The reason all of these stances go beyond ideology and have become political religions is that ideologies can change, adapt, and evolve, and that people can do so via the power of reason. Religion, on the other hand, is against reason. It is entirely based on faith, which is “X is true and I believe it with all my heart and soul and if it turns out to be false I’ll end up like these guys.” The radical environmentalism and global warming believers don’t use reason to evaluate their statements, and the Keynesians have long ago discarded reason in order to stay in bed with their government overlords (a weakness that was well explained in Public Choice Theory.) Arguably, there was never any reason applied to either the Wealth Redistributionists or the fundamentalist Christians, and the lack of critical thinking towards the military has not yet overpowered reason entirely–as evidenced by the pushback, even from military veterans themselves, on the issue–but it is growing and has been accelerating in particular over the past decade.

Without reason, we can not advance, we can not develop. It was a lack of reason and slavish devotion to the Church and feudal lords that kept Western civilization mired in the Medieval period for so long (which, while good fodder for D&D campaigns, is not so good for real life.) The lack of reason that led to the Soviets and Communism in general led to hundreds of millions of deaths. And the lack of reason that is permeating the entire “discussion” over how to deal with the financial crisis, the recession, and the looming disintegration of the Eurozone is only promising more danger, more failures, and a harder fall in the future. On the other hand, using that giant brain of ours gave us fire, the wheel, electricity, democracy, free markets, the computer, the iPhone, space shuttles, abundant food supplies, and Pokemon. (Okay, bad example.)
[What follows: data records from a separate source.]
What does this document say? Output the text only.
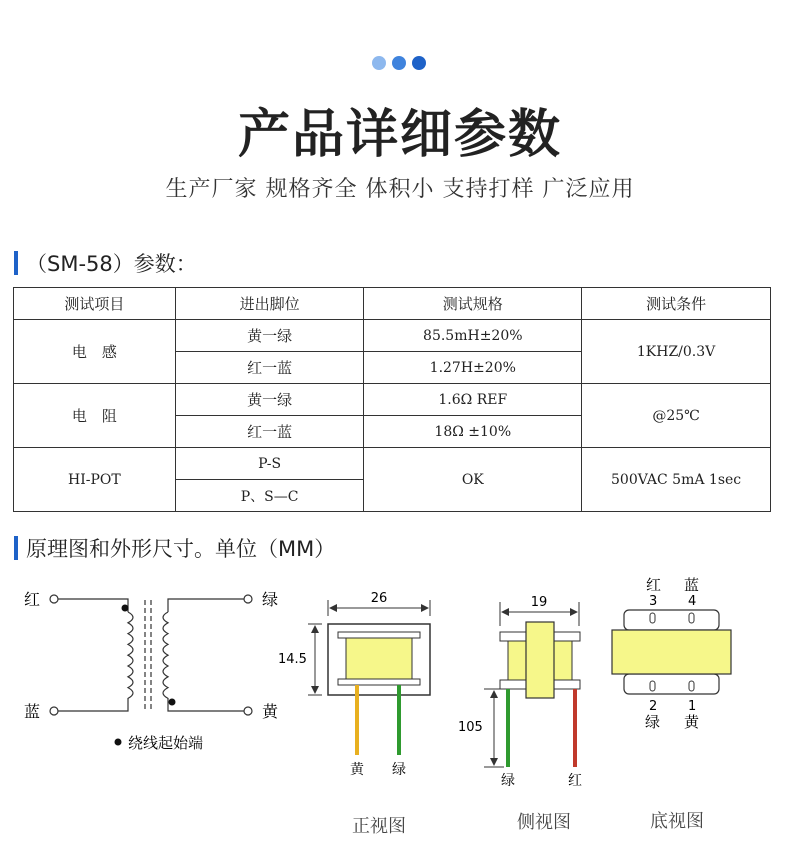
产品详细参数
生产厂家 规格齐全 体积小 支持打样 广泛应用
（SM-58）参数：
测试项目	进出脚位	测试规格	测试条件
电　感	黄一绿	85.5mH±20%	1KHZ/0.3V
	红一蓝	1.27H±20%	
电　阻	黄一绿	1.6Ω REF	@25℃
	红一蓝	18Ω ±10%	
HI-POT	P-S	OK	500VAC 5mA 1sec
	P、S—C		
原理图和外形尺寸。单位（MM）
红
蓝
绿
黄
绕线起始端
26
14.5
黄 绿
正视图
19
105
绿	红
侧视图
红 蓝
3 4
2 1
绿 黄
底视图
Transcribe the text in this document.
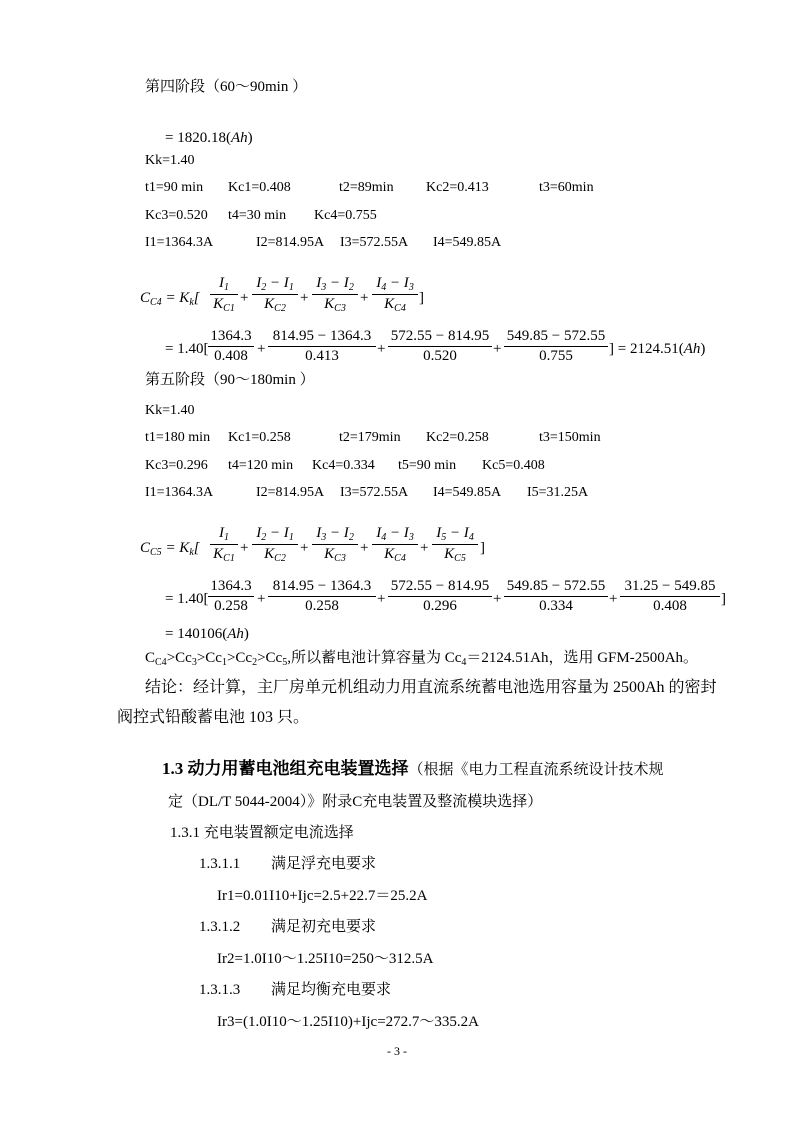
第四阶段（60～90min ）
= 1820.18(Ah)
Kk=1.40
t1=90 min Kc1=0.408	t2=89min Kc2=0.413	t3=60min
Kc3=0.520 t4=30 min Kc4=0.755
I1=1364.3A	I2=814.95A I3=572.55A I4=549.85A
$C_{C4} = K_k$[
$I_1$
$K_{C1}$
+
$I_2 - I_1$
$K_{C2}$
+
$I_3 - I_2$
$K_{C3}$
+
$I_4 - I_3$
$K_{C4}$
]
= 1.40[
1364.3
0.408 +
814.95 − 1364.3
0.413	+
572.55 − 814.95
0.520	+
549.85 − 572.55
0.755	] = 2124.51(Ah)
第五阶段（90～180min ）
Kk=1.40
t1=180 min Kc1=0.258	t2=179min Kc2=0.258	t3=150min
Kc3=0.296 t4=120 min Kc4=0.334 t5=90 min Kc5=0.408
I1=1364.3A	I2=814.95A I3=572.55A I4=549.85A I5=31.25A
$C_{C5} = K_k$[
$I_1$
$K_{C1}$
+
$I_2 - I_1$
$K_{C2}$
+
$I_3 - I_2$
$K_{C3}$
+
$I_4 - I_3$
$K_{C4}$
+
$I_5 - I_4$
$K_{C5}$
]
= 1.40[
1364.3
0.258 +
814.95 − 1364.3
0.258	+
572.55 − 814.95
0.296	+
549.85 − 572.55
0.334	+
31.25 − 549.85
0.408	]
= 140106(Ah)
$C_{C4}>Cc_3>Cc_1>Cc_2>Cc_5$,所以蓄电池计算容量为 $Cc_4=2124.51Ah$，选用 GFM-2500Ah。
结论：经计算，主厂房单元机组动力用直流系统蓄电池选用容量为 2500Ah 的密封
阀控式铅酸蓄电池 103 只。
1.3 动力用蓄电池组充电装置选择（根据《电力工程直流系统设计技术规
定（DL/T 5044-2004）》附录C充电装置及整流模块选择）
1.3.1 充电装置额定电流选择
1.3.1.1 满足浮充电要求
Ir1=0.01I10+Ijc=2.5+22.7＝25.2A
1.3.1.2 满足初充电要求
Ir2=1.0I10～1.25I10=250～312.5A
1.3.1.3 满足均衡充电要求
Ir3=(1.0I10～1.25I10)+Ijc=272.7～335.2A
- 3 -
This is why I’m both a libertarian and an atheist (and why I’m really, really irritated that so many atheists have basically swapped out Jesus with the state; they’re not “really” atheists, they just call their god Capitol Hill). It’s also why, for the first time in many years, I’m actually getting very worried about the direction of this country. Ultimately, while many terrible things have happened over the past decade or so, it always looked to me that eventually, libertarianism and the free market would win out. People see how things are failing miserably, give it a shot, and would revel in the new found freedom and prosperity. Our logic, in the end, would be inescapable and irrefutable, although it would take a long time to get there. But that only works if people are open to reason, and if they’re not–if they’re just following political religions, which they cannot disagree with or else they will be excommunicated, their lives destroyed–then we don’t really have much of a chance. You can’t reason with them. You can hope to convert, but that’s a long shot.

For the first time in a long time, I’m a pessimist.